UA only had 15 more airframes and very similar block hours on the merger date. The other main factor in ALPA merger policy that seems to be overlooked here is category and status of which the furloughees have neither.

As to the previous comments about who brought cash to the table, or who had the larger cash balance, remember that this was a cashless transaction where both stockholders were granted new shares in the new company with the Cal investors being credited a premium with 1.05/1 ratio.

UA also had "cash" that it drummed up in the summer of 09 by issuing a note against their last piece of un encumbered property (spare parts) for a steep 17.5% rate.
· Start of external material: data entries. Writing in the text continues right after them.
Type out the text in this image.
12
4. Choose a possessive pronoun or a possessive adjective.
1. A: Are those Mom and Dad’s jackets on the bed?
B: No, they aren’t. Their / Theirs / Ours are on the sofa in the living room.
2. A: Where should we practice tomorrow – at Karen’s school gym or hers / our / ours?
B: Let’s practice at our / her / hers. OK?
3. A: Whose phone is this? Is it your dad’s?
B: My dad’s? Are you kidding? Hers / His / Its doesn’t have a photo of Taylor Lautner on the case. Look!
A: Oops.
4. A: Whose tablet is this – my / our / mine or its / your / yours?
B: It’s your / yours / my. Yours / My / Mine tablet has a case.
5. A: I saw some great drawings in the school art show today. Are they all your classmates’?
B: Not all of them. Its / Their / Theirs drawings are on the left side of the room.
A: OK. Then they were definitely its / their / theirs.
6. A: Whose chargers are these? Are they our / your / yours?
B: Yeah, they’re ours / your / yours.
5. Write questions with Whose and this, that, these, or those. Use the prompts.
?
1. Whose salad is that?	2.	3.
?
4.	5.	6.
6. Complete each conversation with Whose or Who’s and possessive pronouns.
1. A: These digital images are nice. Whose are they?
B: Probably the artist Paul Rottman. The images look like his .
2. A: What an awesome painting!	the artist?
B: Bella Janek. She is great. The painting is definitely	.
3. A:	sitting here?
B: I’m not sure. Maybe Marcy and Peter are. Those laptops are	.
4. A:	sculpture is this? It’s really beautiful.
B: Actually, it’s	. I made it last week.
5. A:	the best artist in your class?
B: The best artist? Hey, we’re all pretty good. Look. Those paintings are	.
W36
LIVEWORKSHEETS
So yes, UA brought some cash in the same way as if one goes out and gets cash out against their house or credit cards and puts it in their bank account. For a company just 2 years out of bankruptcy, UA should have had a much stronger and less encumbered balance sheet, a fact lamented by Tilton in the DOJ hearings (funny how only Smisek's comments get posted) when he said that the capital markets were being closed off to UA and that they needed this merger to continue to access capital.